Forschungsinformationssystem des BMVI

zurück Zur Startseite FIS

Der Markt des deutschen Schienenpersonenfernverkehrs

Erstellt am: 06.05.2013 | Stand des Wissens: 25.10.2018
Synthesebericht gehört zu:
Ansprechpartner
TU Dresden, Professur für Integrierte Verkehrsplanung und Straßenverkehrstechnik, Prof. Dr.-Ing. Regine Gerike

Nach Jahren des wirtschaftlichen Niedergangs der Eisenbahnen in beiden deutschen Staaten wurden nach der politischen Wiedervereinigung die Deutsche Bundesbahn und die Deutsche Reichsbahn fusioniert. Daraus hervor ging die Deutsche Bahn AG (DB AG). Mit der Bahnreform sollte die Wettbewerbsfähigkeit der DB AG gestärkt, die massive Altverschuldung abgebaut, die Abhängigkeit von staatlichen Subventionen deutlich verringert und die Marktentwicklung im Eisenbahnverkehr insgesamt vorangetrieben werden [Aber03]. Im Zuge dieser Neuausrichtung wurde die Zuständigkeit für den Schienenpersonennahverkehr (SPNV) den Bundesländern übertragen.
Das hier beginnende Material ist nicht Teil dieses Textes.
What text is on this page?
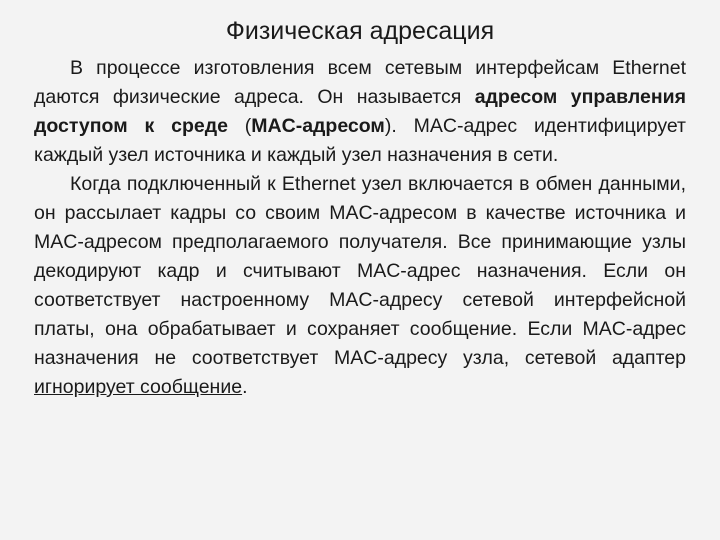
Физическая адресация

В процессе изготовления всем сетевым интерфейсам Ethernet даются физические адреса. Он называется адресом управления доступом к среде (MAC-адресом). MAC-адрес идентифицирует каждый узел источника и каждый узел назначения в сети.

Когда подключенный к Ethernet узел включается в обмен данными, он рассылает кадры со своим MAC-адресом в качестве источника и MAC-адресом предполагаемого получателя. Все принимающие узлы декодируют кадр и считывают MAC-адрес назначения. Если он соответствует настроенному MAC-адресу сетевой интерфейсной платы, она обрабатывает и сохраняет сообщение. Если MAC-адрес назначения не соответствует MAC-адресу узла, сетевой адаптер игнорирует сообщение.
Diese haben den SPNV im Rahmen der Daseinsfürsorge zu organisieren und bestellen die dafür notwendigen Verkehrsdienstleistungen mit Hilfe staatlicher Regionalisierungsmittel auf dem freien Wettbewerbsmarkt [RegG]. Im Gegensatz dazu sind im Schienenpersonenfernverkehr (SPFV) die Verkehrsdienstleistungen durch die DB AG und andere Eisenbahnverkehrsunternehmen (EVU) eigenwirtschaftlich, also unter betriebsökonomischer Abwägung, zu erbringen [MON09, S. 57]. Dabei führte die DB AG mit dem Programm "Marktorientiertes Angebot im Personenverkehr" (MORA P) und dem Preissystem "Preis- und Erlösmanagement Personenverkehr" (PEP) eine Neuausrichtung des SPFV-Marktes unter zum Teil erheblicher Angebots- und Infrastrukturreduktion (zum Beispiel Einstellung des InterRegio-Verkehrs) durch [Boda05]. Abbildung 1 zeigt die Veränderungen diesbezüglich am Beispiel der Abfahrten pro Woche im SPFV zwischen 1999 und 2010.
Entwicklung SPFV-Anbindung 99-10.jpgAbb. 1: Entwicklung der SPFV-Anbindungen 1999 bis 2010 [HoBe11, S. 126]
(Grafik zum Vergrößern bitte anklicken)

Derzeit dominiert die DB AG den deutschen SPFV mit einem Marktanteil von 99 Prozent, was zu einer asymmetrischen Marktstruktur führt [MON09, S. 57]. Die Gründe für die schwierigen Markteintrittsbedingungen anderer EVU werden einerseits im Beschaffungsaufwand für das erforderliche Rollmaterial, andererseits im Trassenvergabemechanismus der DB Netz AG gesehen, der keine ausreichende Transparenz bezüglich freier Kapazitäten sowie keine langfristige Sicherung der Trassen mit Hilfe von Rahmenverträgen gewährleistet [HaKo13, S. 110]. 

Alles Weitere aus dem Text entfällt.